Patrícia Villela Marino
Saúde e segurança deveriam ser direitos comuns a todos, conforme garante a Constituição, não um privilégio exclusivo da elite branca.
O Brasil está cada vez mais dividido. Vivemos uma escalada descontrolada de violência construída a partir do racismo cultural, segregador e secular, que teve origem na colonização escravagista. A população negra é a maior do país —56% dos 212 milhões de brasileiros— e também a mais vitimizada —78% das pessoas assassinadas à mão armada são negras, segundo pesquisa do Instituto Sou da Paz realizada em 2019. Nove de cada dez brasileiros não possuem condições de pagar um plano de saúde, de acordo com levantamento da Ipso.
Nos últimos dois anos, sob a justificativa de que o brasileiro precisa se proteger, o Governo Federal flexibilizou a compra de armas por meio de dois decretos sucessivos, que aqueceram imediatamente o mercado.
Entre fuzis, carabinas, metralhadoras e submetralhadoras, foram importadas 1.211 armas em 2020. No ano seguinte, esse número pulou para 8.160, um aumento de 574%. Segundo dados do Fórum Brasileiro de Segurança Pública, a elevação de circulação de armas interrompeu dois anos consecutivos de queda nos índices de homicídios, que nesse período subiu quase 5%.
Mesmo assim, tramita no Senado um PL (projeto de lei 3.723/2019) que flexibiliza as regras do porte e do registro de armas.
Enquanto isso, o presidente Jair Bolsonaro e a bancada evangélica impedem o avanço do PL 399/2015, que regulamenta o cultivo e a comercialização do cânhamo, nome dado a um tipo de Cannabis usado pela indústria que tem apenas 0,3% THC (tetrahidrocanabidiol, substância psicoativa da planta). É uma planta que não serve para o tráfico.
Com comprovada capacidade terapêutica, a Cannabis é responsável por um ciclo sustentável de negócio, totalmente ESG (sigla em inglês que significa governança ambiental, social e corporativa), que começa nos campos de cultivos, de onde sai como matéria-prima para diversas indústrias, como a farmacêutica, a de alimentos, a têxtil e a de construção.

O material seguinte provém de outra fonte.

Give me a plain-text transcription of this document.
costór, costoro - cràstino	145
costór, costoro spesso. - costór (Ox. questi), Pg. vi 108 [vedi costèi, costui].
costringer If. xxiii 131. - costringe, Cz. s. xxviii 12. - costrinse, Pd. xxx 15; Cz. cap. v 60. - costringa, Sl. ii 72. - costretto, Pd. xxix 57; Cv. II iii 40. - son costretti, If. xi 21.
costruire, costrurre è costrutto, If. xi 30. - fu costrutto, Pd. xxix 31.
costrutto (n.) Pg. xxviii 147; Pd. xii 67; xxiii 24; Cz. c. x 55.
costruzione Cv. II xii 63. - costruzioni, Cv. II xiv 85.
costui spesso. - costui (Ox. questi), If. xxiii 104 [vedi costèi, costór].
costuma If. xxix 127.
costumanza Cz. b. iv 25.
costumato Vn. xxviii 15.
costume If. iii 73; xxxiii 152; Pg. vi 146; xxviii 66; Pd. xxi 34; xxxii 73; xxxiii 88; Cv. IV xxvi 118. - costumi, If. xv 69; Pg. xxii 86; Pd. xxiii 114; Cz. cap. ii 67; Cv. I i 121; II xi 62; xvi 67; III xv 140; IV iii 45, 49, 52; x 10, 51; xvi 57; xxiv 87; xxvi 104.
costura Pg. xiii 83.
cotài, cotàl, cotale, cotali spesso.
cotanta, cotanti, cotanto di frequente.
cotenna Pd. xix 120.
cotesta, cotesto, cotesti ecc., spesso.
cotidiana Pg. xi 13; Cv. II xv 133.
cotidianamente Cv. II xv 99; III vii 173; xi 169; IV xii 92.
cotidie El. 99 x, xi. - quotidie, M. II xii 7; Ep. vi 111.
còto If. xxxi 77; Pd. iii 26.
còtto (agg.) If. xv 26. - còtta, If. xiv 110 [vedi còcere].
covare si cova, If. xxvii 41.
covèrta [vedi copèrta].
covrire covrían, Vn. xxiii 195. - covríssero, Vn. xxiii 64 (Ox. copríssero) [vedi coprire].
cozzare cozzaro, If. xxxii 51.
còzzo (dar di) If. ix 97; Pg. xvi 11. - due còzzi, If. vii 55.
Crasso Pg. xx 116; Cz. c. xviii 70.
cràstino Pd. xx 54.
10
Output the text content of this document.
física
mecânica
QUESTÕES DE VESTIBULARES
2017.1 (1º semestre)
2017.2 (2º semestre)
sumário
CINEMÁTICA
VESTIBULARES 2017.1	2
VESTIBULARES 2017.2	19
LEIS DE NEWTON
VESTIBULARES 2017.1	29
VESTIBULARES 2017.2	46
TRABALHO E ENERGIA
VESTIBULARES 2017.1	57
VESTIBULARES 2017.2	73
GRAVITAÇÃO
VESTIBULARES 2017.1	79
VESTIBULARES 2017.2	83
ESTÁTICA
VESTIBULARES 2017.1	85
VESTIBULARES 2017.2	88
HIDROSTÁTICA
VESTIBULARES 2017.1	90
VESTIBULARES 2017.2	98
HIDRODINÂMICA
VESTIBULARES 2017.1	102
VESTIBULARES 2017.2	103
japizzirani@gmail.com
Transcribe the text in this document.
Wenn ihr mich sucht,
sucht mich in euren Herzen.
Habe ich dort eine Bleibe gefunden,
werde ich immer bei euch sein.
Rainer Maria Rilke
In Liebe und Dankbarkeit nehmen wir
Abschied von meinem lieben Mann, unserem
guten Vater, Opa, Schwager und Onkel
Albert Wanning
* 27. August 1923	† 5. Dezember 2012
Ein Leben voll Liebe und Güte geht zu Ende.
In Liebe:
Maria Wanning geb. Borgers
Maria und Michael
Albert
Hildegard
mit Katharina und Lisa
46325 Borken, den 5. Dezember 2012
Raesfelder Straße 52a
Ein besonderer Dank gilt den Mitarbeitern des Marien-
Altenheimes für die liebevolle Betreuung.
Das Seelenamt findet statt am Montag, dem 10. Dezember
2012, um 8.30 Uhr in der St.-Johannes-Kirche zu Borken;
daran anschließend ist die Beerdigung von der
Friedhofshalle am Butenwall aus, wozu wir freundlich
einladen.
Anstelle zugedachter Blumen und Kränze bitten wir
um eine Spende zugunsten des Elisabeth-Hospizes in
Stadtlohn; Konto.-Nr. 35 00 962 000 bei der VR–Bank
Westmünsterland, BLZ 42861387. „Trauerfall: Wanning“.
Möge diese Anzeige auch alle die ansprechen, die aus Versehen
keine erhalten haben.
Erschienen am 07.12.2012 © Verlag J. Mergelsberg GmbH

São negócios que geram investimentos de impacto no mercado de ações da Bolsa de Nova York e de Toronto. Nos EUA, essa nova economia foi considerada essencial durante o lockdown provocado pelo coronavírus. Assim como supermercados e farmácias, os dispensários de Cannabis estavam na lista dos negócios com permissão para funcionar durante o período em que o mundo estava trancado em casa para se proteger da contaminação.
Os norte-americanos reconhecem o impacto positivo da Cannabis na saúde, no tratamento dos sintomas da depressão, do pânico e da epilepsia e nas dores do câncer, entre tantas outras doenças. Nos EUA, o óleo de CBD pode ser comprado com quase a mesma facilidade com que se compra um analgésico.
Infelizmente, essa não é a realidade brasileira.
Aqui, os pacientes pagam até R$ 1.200 por um vidro de 30 ml. A maioria, sem poder de compra, recorre à Justiça. Alguns para conseguir liminar para o autocultivo, outros para que o governo custeie o tratamento, que em muitos casos é o único a resolver sintomas graves de doenças raras. Ao contrário do projeto das armas, o PL 399 dá qualidade de vida.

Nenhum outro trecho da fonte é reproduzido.